While GC will always carry a cost, great improvements have been made over the last year and continues to be an area of focus for each Go release. Rick Hudson gave a nice update on Go's GC improves at GopherCon 2015 [2][3]

[1] https://go-review.googlesource.com/#/c/8968

[2] https://talks.golang.org/2015/go-gc.pdf.

[3] https://www.youtube.com/watch?v=aiv1JOfMjm0

I have not looked deeply at the implementation, at all, but given that the actual site refers to this as an "algorithm" for LVS, I kinda suspect all the heavy lifting is happening at the kernel level within LVS, and the go code is merely acting as a control program that tells the backend how to behave. Many high performance systems have lower performance scripting languages or similar built in or bolted on, in order to provide easier means of development without impeding performance significantly. LVS is no exception.

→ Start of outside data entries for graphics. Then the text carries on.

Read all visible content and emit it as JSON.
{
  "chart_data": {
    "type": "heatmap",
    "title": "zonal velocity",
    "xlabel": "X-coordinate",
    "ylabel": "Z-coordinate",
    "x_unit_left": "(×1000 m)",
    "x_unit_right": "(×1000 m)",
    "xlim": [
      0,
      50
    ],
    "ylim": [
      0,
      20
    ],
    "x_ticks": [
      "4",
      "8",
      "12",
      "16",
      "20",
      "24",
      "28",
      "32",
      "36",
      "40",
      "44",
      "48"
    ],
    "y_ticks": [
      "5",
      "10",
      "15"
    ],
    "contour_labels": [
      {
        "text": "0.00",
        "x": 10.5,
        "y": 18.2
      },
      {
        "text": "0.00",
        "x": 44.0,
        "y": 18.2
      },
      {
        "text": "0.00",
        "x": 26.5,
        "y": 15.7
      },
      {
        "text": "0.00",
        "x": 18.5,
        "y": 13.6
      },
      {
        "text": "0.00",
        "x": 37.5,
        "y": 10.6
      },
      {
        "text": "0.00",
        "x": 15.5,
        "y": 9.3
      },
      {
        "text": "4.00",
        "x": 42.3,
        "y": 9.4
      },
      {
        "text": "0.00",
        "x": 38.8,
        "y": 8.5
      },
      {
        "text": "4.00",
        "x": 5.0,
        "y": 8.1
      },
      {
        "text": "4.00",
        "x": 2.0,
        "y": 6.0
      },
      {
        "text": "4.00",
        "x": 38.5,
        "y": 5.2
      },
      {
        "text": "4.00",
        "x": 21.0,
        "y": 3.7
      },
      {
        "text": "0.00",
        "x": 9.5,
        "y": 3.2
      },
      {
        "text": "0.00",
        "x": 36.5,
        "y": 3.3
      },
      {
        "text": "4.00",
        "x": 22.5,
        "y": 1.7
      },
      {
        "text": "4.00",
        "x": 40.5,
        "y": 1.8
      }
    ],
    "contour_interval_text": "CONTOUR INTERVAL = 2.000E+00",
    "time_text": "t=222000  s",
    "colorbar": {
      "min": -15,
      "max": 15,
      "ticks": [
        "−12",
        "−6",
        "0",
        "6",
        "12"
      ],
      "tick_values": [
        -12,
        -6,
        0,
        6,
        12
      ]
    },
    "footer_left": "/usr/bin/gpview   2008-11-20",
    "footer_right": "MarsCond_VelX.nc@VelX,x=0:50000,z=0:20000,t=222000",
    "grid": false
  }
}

The LVS-based systems I've built and used in the past often had a number of non-C components (mostly Perl, as it was 10+ years ago), for health checks, data gathering, making balancing decisions, etc. It is entirely possible this is the kind of work Go is doing (again, I haven't looked deeply into the code...but, I don't immediately see anything indicating Go is doing the actual load balancing, but it is obviously doing health checks and providing management access).

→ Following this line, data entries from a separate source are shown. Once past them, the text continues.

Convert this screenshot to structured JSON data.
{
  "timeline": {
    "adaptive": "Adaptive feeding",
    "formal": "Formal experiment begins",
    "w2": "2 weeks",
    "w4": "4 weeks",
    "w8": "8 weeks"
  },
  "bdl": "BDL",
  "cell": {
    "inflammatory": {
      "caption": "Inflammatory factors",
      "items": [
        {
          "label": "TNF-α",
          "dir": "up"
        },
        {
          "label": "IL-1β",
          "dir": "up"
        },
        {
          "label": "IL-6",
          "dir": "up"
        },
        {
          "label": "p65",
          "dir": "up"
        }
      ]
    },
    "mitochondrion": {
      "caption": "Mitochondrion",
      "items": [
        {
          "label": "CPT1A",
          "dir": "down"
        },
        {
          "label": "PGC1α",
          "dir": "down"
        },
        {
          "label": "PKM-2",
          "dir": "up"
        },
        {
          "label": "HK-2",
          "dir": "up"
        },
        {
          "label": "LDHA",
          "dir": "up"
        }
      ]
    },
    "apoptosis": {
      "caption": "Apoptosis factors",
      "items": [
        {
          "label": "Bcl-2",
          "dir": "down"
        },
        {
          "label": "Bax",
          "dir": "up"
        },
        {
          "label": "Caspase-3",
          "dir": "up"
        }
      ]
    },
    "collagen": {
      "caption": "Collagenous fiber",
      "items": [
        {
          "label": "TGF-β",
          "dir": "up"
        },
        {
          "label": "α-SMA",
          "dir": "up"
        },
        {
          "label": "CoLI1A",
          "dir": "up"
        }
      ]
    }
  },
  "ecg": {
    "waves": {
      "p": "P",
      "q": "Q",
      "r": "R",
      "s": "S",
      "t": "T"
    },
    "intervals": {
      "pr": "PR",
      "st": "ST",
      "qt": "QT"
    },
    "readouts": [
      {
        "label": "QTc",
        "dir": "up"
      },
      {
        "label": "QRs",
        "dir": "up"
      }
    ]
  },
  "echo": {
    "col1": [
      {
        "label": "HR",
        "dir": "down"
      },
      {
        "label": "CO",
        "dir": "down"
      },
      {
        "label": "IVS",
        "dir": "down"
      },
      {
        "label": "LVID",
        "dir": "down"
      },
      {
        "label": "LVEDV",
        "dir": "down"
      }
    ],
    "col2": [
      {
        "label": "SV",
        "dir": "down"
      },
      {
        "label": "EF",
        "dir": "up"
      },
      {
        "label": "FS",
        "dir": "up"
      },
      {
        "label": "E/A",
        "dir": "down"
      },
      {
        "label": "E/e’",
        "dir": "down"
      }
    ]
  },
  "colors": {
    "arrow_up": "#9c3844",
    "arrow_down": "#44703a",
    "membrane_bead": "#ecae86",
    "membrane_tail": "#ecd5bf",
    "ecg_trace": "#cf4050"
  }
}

Finally, Erlang is a garbage collected language, and yet it has been used for a couple of decades for this kind of workload. So, evidence strongly suggests it is possible for a GC language to do things like this (though, again, I don't think Go is doing the network layer work here, since LVS is in the picture).

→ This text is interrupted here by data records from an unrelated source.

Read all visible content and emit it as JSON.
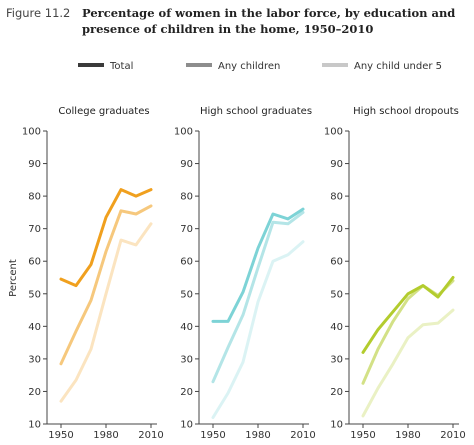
{
  "figure": {
    "label": "Figure 11.2",
    "title_line1": "Percentage of women in the labor force, by education and",
    "title_line2": "presence of children in the home, 1950–2010"
  },
  "legend": [
    {
      "label": "Total",
      "shade": "dark"
    },
    {
      "label": "Any children",
      "shade": "mid"
    },
    {
      "label": "Any child under 5",
      "shade": "light"
    }
  ],
  "ylabel": "Percent",
  "chart_data": [
    {
      "type": "line",
      "title": "College graduates",
      "color": "#f0a01e",
      "x": [
        1950,
        1960,
        1970,
        1980,
        1990,
        2000,
        2010
      ],
      "xticks": [
        1950,
        1980,
        2010
      ],
      "ylim": [
        10,
        100
      ],
      "yticks": [
        10,
        20,
        30,
        40,
        50,
        60,
        70,
        80,
        90,
        100
      ],
      "series": [
        {
          "name": "Total",
          "values": [
            54.5,
            52.5,
            59,
            73.5,
            82,
            80,
            82
          ]
        },
        {
          "name": "Any children",
          "values": [
            28.5,
            38.5,
            48,
            63,
            75.5,
            74.5,
            77
          ]
        },
        {
          "name": "Any child under 5",
          "values": [
            17,
            23.5,
            33,
            50,
            66.5,
            65,
            71.5
          ]
        }
      ]
    },
    {
      "type": "line",
      "title": "High school graduates",
      "color": "#7dd3d6",
      "x": [
        1950,
        1960,
        1970,
        1980,
        1990,
        2000,
        2010
      ],
      "xticks": [
        1950,
        1980,
        2010
      ],
      "ylim": [
        10,
        100
      ],
      "yticks": [
        10,
        20,
        30,
        40,
        50,
        60,
        70,
        80,
        90,
        100
      ],
      "series": [
        {
          "name": "Total",
          "values": [
            41.5,
            41.5,
            50.5,
            64,
            74.5,
            73,
            76
          ]
        },
        {
          "name": "Any children",
          "values": [
            23,
            33.5,
            43.5,
            58,
            72,
            71.5,
            75
          ]
        },
        {
          "name": "Any child under 5",
          "values": [
            12,
            19.5,
            29,
            47.5,
            60,
            62,
            66
          ]
        }
      ]
    },
    {
      "type": "line",
      "title": "High school dropouts",
      "color": "#b3cc2e",
      "x": [
        1950,
        1960,
        1970,
        1980,
        1990,
        2000,
        2010
      ],
      "xticks": [
        1950,
        1980,
        2010
      ],
      "ylim": [
        10,
        100
      ],
      "yticks": [
        10,
        20,
        30,
        40,
        50,
        60,
        70,
        80,
        90,
        100
      ],
      "series": [
        {
          "name": "Total",
          "values": [
            32,
            39,
            44.5,
            50,
            52.5,
            49,
            55
          ]
        },
        {
          "name": "Any children",
          "values": [
            22.5,
            33,
            41.5,
            48.5,
            52.5,
            49.5,
            54
          ]
        },
        {
          "name": "Any child under 5",
          "values": [
            12.5,
            21,
            28.5,
            36.5,
            40.5,
            41,
            45
          ]
        }
      ]
    }
  ]
}
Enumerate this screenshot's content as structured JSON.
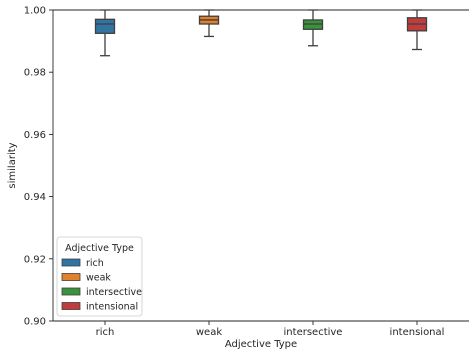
{
  "chart_data": {
    "type": "box",
    "xlabel": "Adjective Type",
    "ylabel": "similarity",
    "ylim": [
      0.9,
      1.0
    ],
    "yticks": [
      0.9,
      0.92,
      0.94,
      0.96,
      0.98,
      1.0
    ],
    "ytick_labels": [
      "0.90",
      "0.92",
      "0.94",
      "0.96",
      "0.98",
      "1.00"
    ],
    "categories": [
      "rich",
      "weak",
      "intersective",
      "intensional"
    ],
    "series": [
      {
        "name": "rich",
        "color": "#3274a1",
        "whisker_low": 0.9853,
        "q1": 0.9925,
        "median": 0.9955,
        "q3": 0.997,
        "whisker_high": 1.0
      },
      {
        "name": "weak",
        "color": "#e1812c",
        "whisker_low": 0.9915,
        "q1": 0.9955,
        "median": 0.9968,
        "q3": 0.998,
        "whisker_high": 1.0
      },
      {
        "name": "intersective",
        "color": "#3a923a",
        "whisker_low": 0.9885,
        "q1": 0.9938,
        "median": 0.9955,
        "q3": 0.9968,
        "whisker_high": 1.0
      },
      {
        "name": "intensional",
        "color": "#c03d3e",
        "whisker_low": 0.9873,
        "q1": 0.9933,
        "median": 0.9955,
        "q3": 0.9975,
        "whisker_high": 1.0
      }
    ],
    "legend": {
      "title": "Adjective Type",
      "placement": "lower-left",
      "entries": [
        "rich",
        "weak",
        "intersective",
        "intensional"
      ]
    },
    "grid": false
  }
}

That's because Erlang's GC is managed on a per-lightweight-process basis, which is possible because of the share-nothing nature of the concurrency model Erlang uses (actor/message-passing).

Garbage collection in Go can't be implemented the same way, because Go allows for shared mutable state.

That said, the work done to the GC in Go v1.5 seems quite phenomenal, but just because the two runtimes share a piece of terminology called "garbage collector", they're very, very different in terms of the semantics and effects exposed.

Apparently in 2016 we still need to make people aware that not all GCs are born the same way.

The 21x performance improvements to Go TLS was merged[1] and is available in go1.6rc1[2], IIRC.

[1] https://groups.google.com/forum/#!msg/golang-codereviews/m5Q... [2] https://tip.golang.org/doc/go1.6

This is a Layer 4 load balancer. It doesn't look at the contents of packets; it only decides where they should go. So Go's TLS performance isn't relevant here.

Premature worry (aka FUD). We run Go services that terminate TLS and handle thousands of req/sec per server and it's never been even a slight concern. CPU usage for TLS has not been measurable. GC has also not been an issue, at least wrt net/http.

This component basically acts as a control plane for LVS which is implemented in the kernel. The data plane is not Go. Basically this load balancer is really the Linux kernel (and it's blazing fast).